Freitag, 1. Juni 2012


Wie sie spüren, hören sie nichts

Beschleunigung kann in vielen Formen multisensorisch erlebt werden. Durch den Blick auf die plötzlich vorbeifliegende Landschaft, den Geruch nach verbranntem Gummi oder die Trägheit des eigenen Körpers, der in die Rückenlehne gedrückt wird. Nicht ohne Grund kursieren im Marketing immer noch Legenden, denen zufolge die Weichheit des Sitzes – und damit das Gefühl des „in den Sitz gepresst Werdens“ – für die subjektiv empfundene Sportlichkeit eines Wagens nicht zu unterschätzen ist.

Wie man die Beschleunigung eines Hybridwagens auch noch erleben kann, zeigt uns Toyota in seinem jüngsten Spot:



Akustisch betrachtet ist der interessanteste Sound in diesem Spot vielleicht der, den man nicht hört: der Motor. Wäre der Hybrid-Skeptiker beim „Anlassen“ des Wagens vom Aufheulen eines 12-Zylinders gewarnt worden, hätte er wohl instinktiv mit einer anderen Körperspannung reagiert. So bekommt er die Kraft des Wagens nicht zu hören, aber zu spüren.

Hier tritt ein akustisches Muster zutage, das wir seit Generationen verinnerlicht haben: Autos mit beeindruckender Beschleunigung haben auch einen beeindruckenden Motorenklang. Die Konditionierung aus dem Motorsport schlägt die in der Allgemeinheit seltene Erfahrung, dass im Luxussegment Leistung auch leise sein kann.
Die gelernte Erwartungshaltung besagt, dass ein sportliches Auto auch sportlich klingt. Man stelle sich nur einen aktuellen Porsche 911 mit dem Motorenklang eines Trabant vor. Welches Vertrauen würde man noch in die Leistung des Fahrzeugs setzen? Welche Auswirkungen hätte es auf den Wagen als Statussymbol?

In der Hybrid- und Elektromobilität stellen sich diese und andere Fragen neu.

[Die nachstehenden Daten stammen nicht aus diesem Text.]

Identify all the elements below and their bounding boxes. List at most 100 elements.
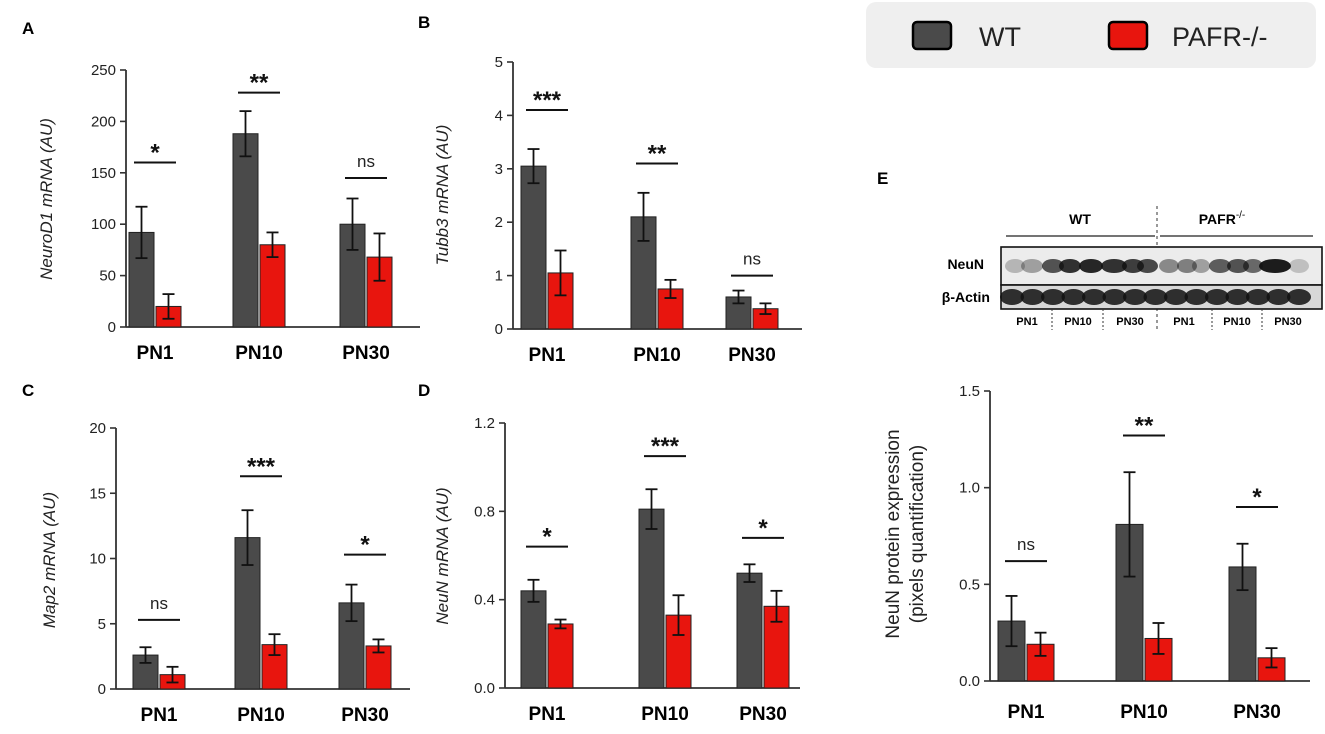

Unlängst haben die Hersteller reagiert und dabei teilweise Klangmuster aus der Ära der Verbrennungsmotoren neu interpretiert. Noch ist nicht klar, welche neuen akustischen Muster und Erwartungshaltungen daraus entstehen werden.

Erfrischend ist in jedem Fall, dass Toyota in diesem Spot weder an das grüne Gewissen noch an die Brieftaschen der potentiellen Käufer appelliert, sondern an die diebische Freude, mit den Vorurteilen des Gegenübers spielen zu können.
Es tut der E-Mobilität sicher gut, wenn sie nicht nur als vernünftig und intelligent wahrgenommen wird, sondern auch als eine Technologie, die Spaß macht.